University of Vermont AAHS

Fitzgerald v. Tom Coddington Stables

New Jersey Superior Court, Appellate Division

851 A.2d 778

July 7, 2004


Summary of Opinion


Fitzgerald was a licensed second trainer and groom who was injured while she was leading a horse from transport to its stall.  This is a dispute about whether her employer—the trainer—must pay worker’s compensation for the injury through his insurance carrier or whether the Horse Racing Injury Compensation Board must pay the compensation.  In this opinion, the Appellate Division concludes that the Compensation Board must pay.  Fitzgerald is covered because under the statute she was a horse race industry employee at the time of the accident.  The fact that the horse that injured her was not owned by her employer makes no difference.  All horse race industry employees are covered by the Compensation Board.


Text of Opinion


 The issue in this appeal is whether the workers' compensation coverage owed to petitioner Linda Fitzgerald should be borne by Tom Coddington Stables (through its compensation carrier) or by the New Jersey Horse Racing Injury Compensation Board (Compensation Board) established pursuant to N.J.S.A. 34:15-129, et seq. The Judge of Workers' Compensation concluded that under the statute, the Compensation Board bore the responsibility for paying any benefits due to petitioner.

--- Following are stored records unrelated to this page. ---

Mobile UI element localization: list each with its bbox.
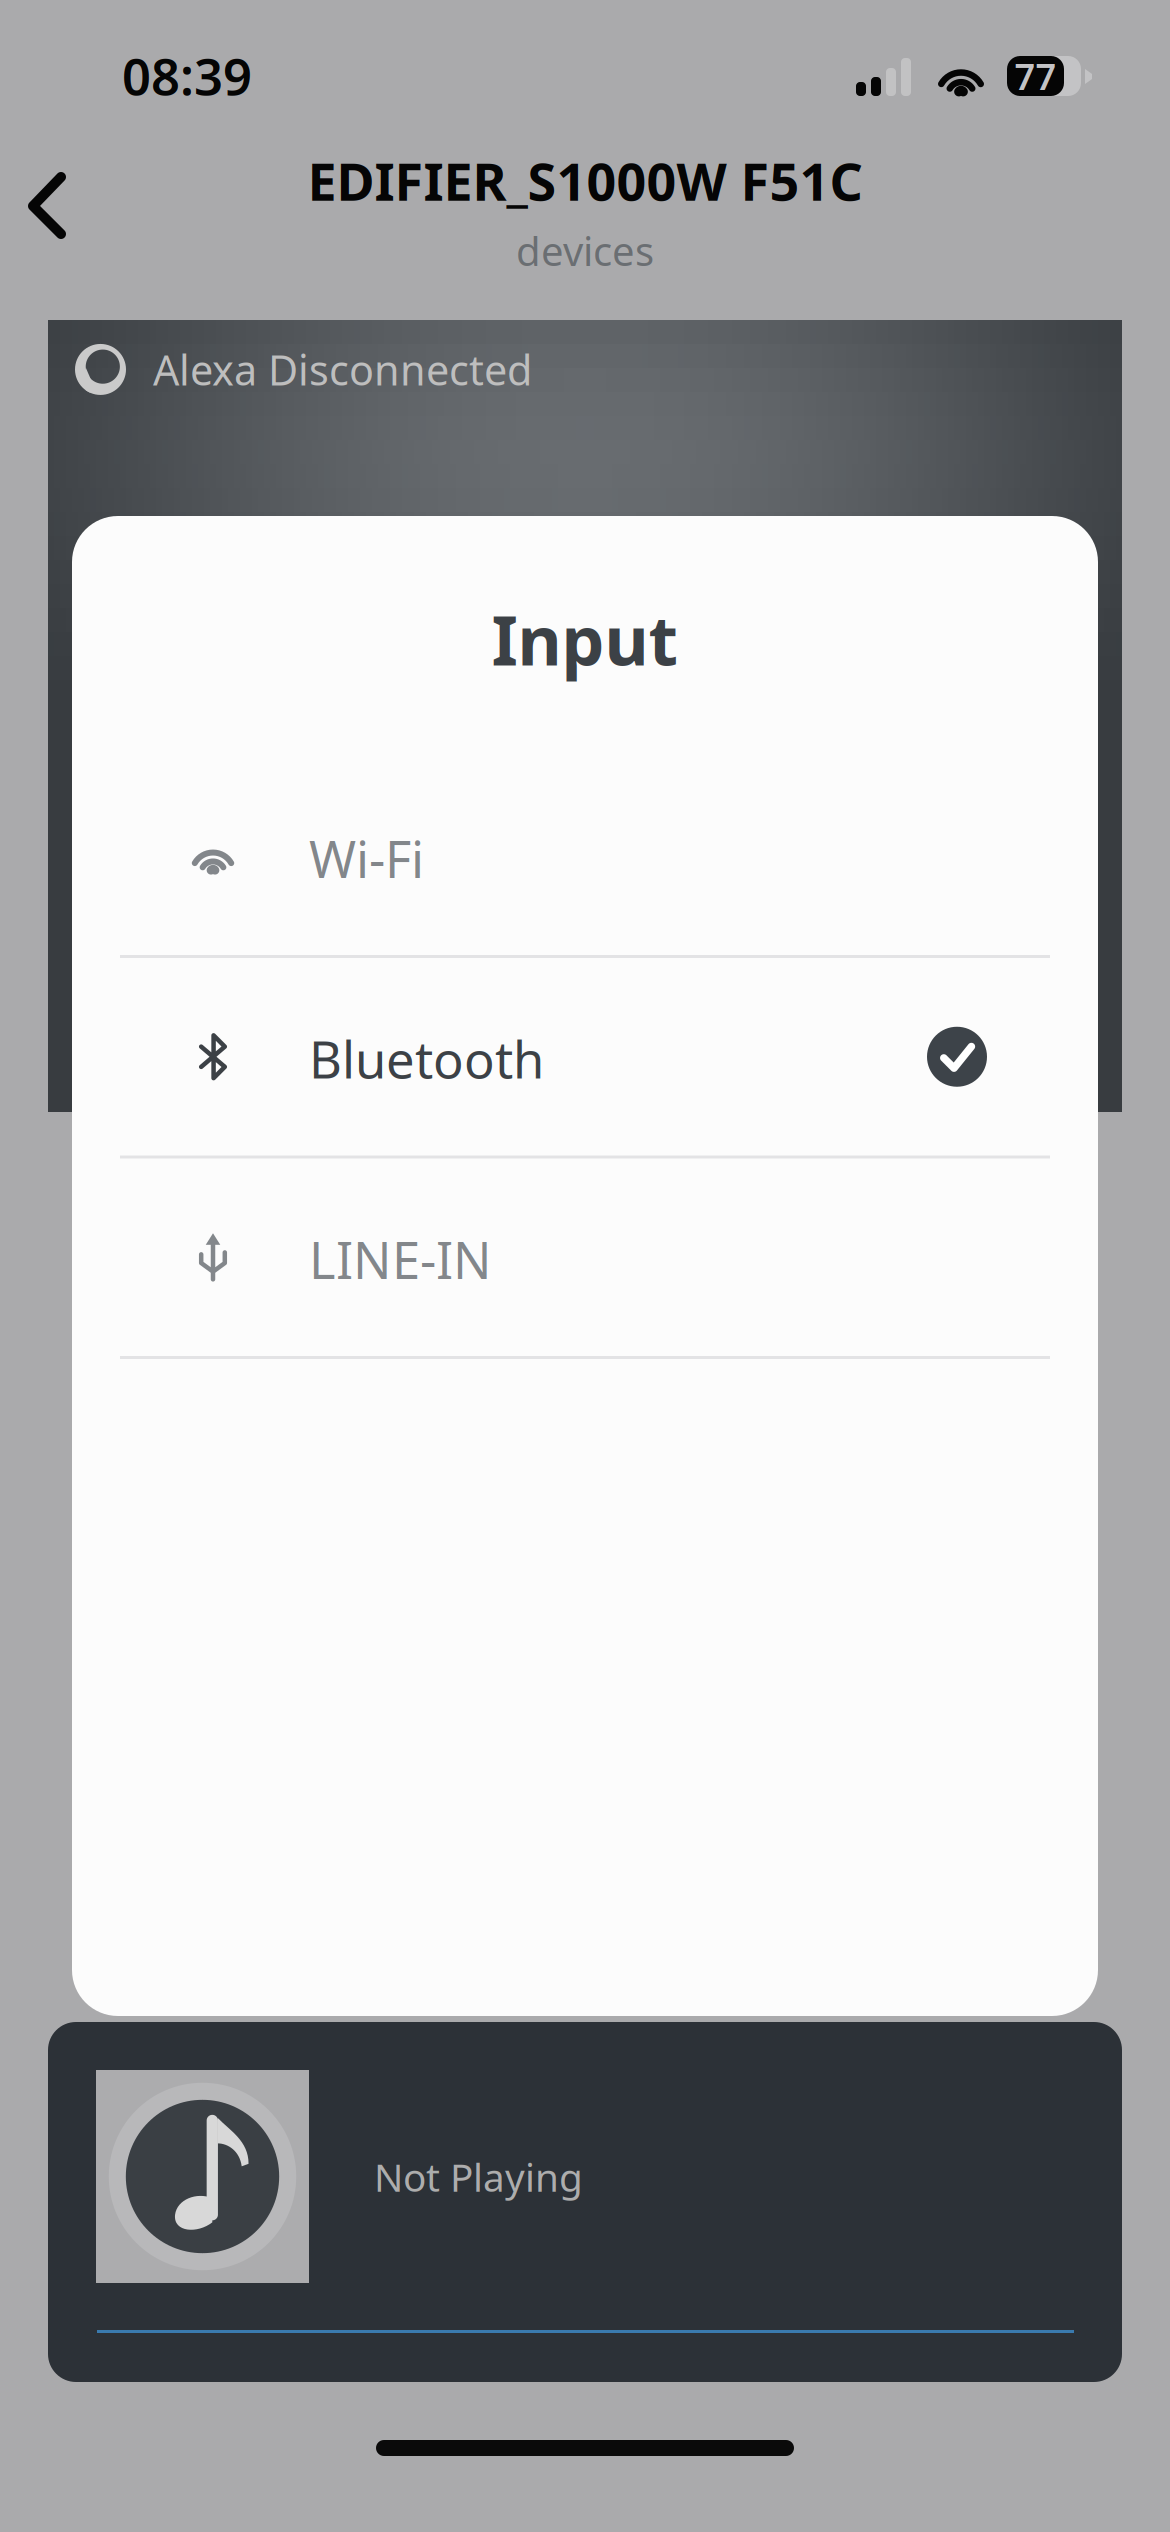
button[interactable]: Wi-Fi bbox=[120, 758, 1050, 955]
staticText: Wi-Fi bbox=[309, 825, 424, 892]
button[interactable]: LINE-IN bbox=[120, 1158, 1050, 1356]
staticText: Not Playing bbox=[374, 2151, 583, 2202]
staticText: Bluetooth bbox=[309, 1025, 544, 1092]
button[interactable]: Bluetooth bbox=[120, 958, 1050, 1156]
staticText: 77 bbox=[1014, 52, 1056, 100]
staticText: LINE-IN bbox=[309, 1226, 492, 1293]
staticText: 08:39 bbox=[122, 42, 252, 109]
staticText: Input bbox=[492, 594, 678, 684]
button[interactable]: Not Playing bbox=[48, 2022, 1122, 2382]
button[interactable]: Back bbox=[0, 158, 120, 256]
staticText: Alexa Disconnected bbox=[153, 342, 532, 397]
staticText: EDIFIER_S1000W F51C bbox=[308, 146, 862, 215]
staticText: devices bbox=[516, 224, 654, 277]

 On its appeal the Compensation Board argues that the definition of "horse racing industry employee" in N.J.S.A. 34:15-131 applies only to the employees of the actual owner of the horse. It therefore argues that Fitzgerald should not be considered a statutory "horse racing industry employee" because at the time of the incident, although working for Tom Coddington Stables and licensed by the Racing Commission, Fitzgerald was not working on a horse owned by Coddington Stables.


 We reject the Compensation Board's arguments as without merit and conclude that petitioner Fitzgerald was a licensed horse racing industry employee and working for an owner and trainer of horses in the industry and was covered by the statute.


 There is no question that petitioner had been employed by Coddington Stables for three months in the position of second trainer and groom. She was injured on April 11, 2001, while in the process of returning two horses to Coddington Stables from the racetrack. Although Coddington Stables did not own these two horses, Tom Coddington was the trainer of the horses, including Maui Magic, which bolted while being unloaded from the transport and injured petitioner.


 We note that the Judge of Compensation had misstated that Coddington Stables owned Maui Magic. The owner of Maui Magic was actually an individual identified as "Iceachello" (phonetic). Petitioner was not an employee of Iceachello, nor was any evidence presented that Coddington was acting as an employee of Iceachello in his capacity as a trainer.


 Nonetheless, it is clear that at the time of the accident, petitioner was performing services for a trainer in connection with the racing of a horse in New Jersey. N.J.S.A. 34:15-131 defines a "horse racing industry employee" as:


a jockey, jockey apprentice, or driver engaged in performing services for an owner in connection with the racing of a horse in New Jersey. In addition, a trainer who otherwise would be considered an employee of the owner pursuant to R.S. 34:15-1 et seq., as well as any person assisting such trainer who is licensed or required to be licensed by the commission, is a horse racing industry employee for the purposes of this act.


Only those individuals that meet this definition come within the ambit of coverage by the Compensation Board.


 We do not read the definition to encompass only those who are employed by the owner of the particular horse which gave rise to the petitioner's injuries. Those employed by a trainer are covered by the statute even though the trainer may not be an employee of the horse's owner. Indeed, the reference to "a trainer who otherwise would be considered an employee of the owner pursuant to R.S. 34:15.1 et seq., ..." emphasizes that the usual rule of employment and the requirement for coverage under the Workers' Compensation Act does not apply for persons licensed by the racing commission. See N.J.S.A. 34:15-135a and 135b. The presence of the word "otherwise" in the statute makes the trainer's employment by the owner to be of no import. Here, although petitioner was not an employee of the owner of Maui Magic, she nevertheless fell within the ambit of the statute by virtue of her employment with the horse's trainer.


 Although the statute and its convoluted legislative history are not models of clarity on whether all licensed racetrack employees are intended to be covered for workers' compensation through the Compensation Board, we are satisfied that the language of the statutory text supports our interpretation.